Ich meine das völlig ernst – die Blue Planet von CIGA Design ist anders als alle anderen Uhren, die ich bisher in der Hand hatte. Heißt das, ich halte die Zeitanzeige der Blue Planet für besonders praktisch? Nein, aber sie ist ein echter, erfolgreicher Versuch, etwas anders zu machen. Und in einem konservativen Handwerk wie der Uhrmacherei sollte man das meiner Meinung nach immer bewundern.
Die GPHG-Jury war sich zum Glück einig.
Was kommt als Nächstes?
Der Blue Planet ist eine Plattform, die CIGA Design immer wieder neu gestalten kann. Jetzt, da die Designsprache und das Uhrwerk feststehen, kann das System aus Zeiger und Schieberegler immer wieder neu gestaltet werden. Anstelle der Erde könne die Uhr auch “einen Mond oder ein Mobiltelefon zeigen; es kann wirklich alles sein”, sagt er.
Zhang will nicht viel über seine kommenden Pläne verraten, aber er verrät, dass weitere Ausgaben der Blue Planet in Planung sind. Er verspricht jedoch, dass seine Uhren immer erschwinglich bleiben werden. Das Titanmodell der Blue Planet, das wir für diesen Artikel fotografiert haben, kostet zum Beispiel 1.099 US-Dollar, während die Edelstahlvariante nur 899 US-Dollar kostet.

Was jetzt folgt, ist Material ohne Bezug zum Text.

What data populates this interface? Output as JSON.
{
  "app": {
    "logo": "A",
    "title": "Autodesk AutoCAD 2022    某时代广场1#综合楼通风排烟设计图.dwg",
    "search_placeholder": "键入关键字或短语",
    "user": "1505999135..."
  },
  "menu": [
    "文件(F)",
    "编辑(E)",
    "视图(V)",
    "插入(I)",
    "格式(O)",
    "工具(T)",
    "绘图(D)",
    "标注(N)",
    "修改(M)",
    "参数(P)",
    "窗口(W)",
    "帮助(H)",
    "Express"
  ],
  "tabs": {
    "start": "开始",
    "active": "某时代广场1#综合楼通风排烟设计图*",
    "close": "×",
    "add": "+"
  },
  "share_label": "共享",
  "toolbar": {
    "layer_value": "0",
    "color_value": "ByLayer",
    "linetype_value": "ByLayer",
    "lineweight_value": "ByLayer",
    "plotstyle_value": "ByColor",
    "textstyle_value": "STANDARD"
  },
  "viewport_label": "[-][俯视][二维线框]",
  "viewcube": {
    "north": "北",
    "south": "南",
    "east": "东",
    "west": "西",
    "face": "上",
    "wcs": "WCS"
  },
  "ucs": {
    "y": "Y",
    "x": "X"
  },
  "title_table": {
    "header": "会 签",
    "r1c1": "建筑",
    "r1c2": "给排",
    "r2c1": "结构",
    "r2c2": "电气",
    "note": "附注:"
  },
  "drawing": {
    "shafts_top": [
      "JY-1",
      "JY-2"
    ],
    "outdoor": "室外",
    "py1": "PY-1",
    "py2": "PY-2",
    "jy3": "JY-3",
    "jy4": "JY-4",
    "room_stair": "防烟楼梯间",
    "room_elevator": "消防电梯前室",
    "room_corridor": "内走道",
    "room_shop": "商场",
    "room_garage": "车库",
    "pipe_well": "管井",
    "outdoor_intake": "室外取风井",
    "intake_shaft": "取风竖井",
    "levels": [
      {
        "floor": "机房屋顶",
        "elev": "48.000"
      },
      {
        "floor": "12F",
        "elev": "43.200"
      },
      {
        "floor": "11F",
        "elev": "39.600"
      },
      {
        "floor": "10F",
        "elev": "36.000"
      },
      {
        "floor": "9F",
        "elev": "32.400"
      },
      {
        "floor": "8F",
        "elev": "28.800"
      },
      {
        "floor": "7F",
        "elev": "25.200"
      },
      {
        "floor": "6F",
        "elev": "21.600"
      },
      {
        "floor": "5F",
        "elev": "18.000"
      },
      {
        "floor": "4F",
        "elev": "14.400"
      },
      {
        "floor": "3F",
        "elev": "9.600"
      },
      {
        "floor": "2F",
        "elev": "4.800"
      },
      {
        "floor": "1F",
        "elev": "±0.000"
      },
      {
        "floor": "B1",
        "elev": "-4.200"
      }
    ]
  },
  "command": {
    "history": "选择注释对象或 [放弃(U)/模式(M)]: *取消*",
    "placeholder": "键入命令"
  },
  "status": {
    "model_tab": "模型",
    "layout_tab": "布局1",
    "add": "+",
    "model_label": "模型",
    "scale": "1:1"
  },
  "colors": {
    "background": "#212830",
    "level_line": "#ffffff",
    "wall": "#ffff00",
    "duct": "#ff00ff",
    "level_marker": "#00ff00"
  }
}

Die Blue Planet ist ein detaillierterer und komplizierterer Zeitmesser als alles, was Zhang bisher herausgebracht hat, und so liegt es nahe, sie als ein neues “Halo”-Produkt zu einem viel, viel höheren Preis einzuführen. Für viele Unternehmer und Inhaber kleiner Unternehmen würde die Art von Anerkennung, die CIGA Design vom GPHG erhalten hat, eine Preiserhöhung rechtfertigen, aber Zhang ist bestrebt, seine Uhren erschwinglich zu halten.
“Alles, was ich je wollte, war, ein gutes Design zu entwickeln, das möglichst vielen Menschen dient.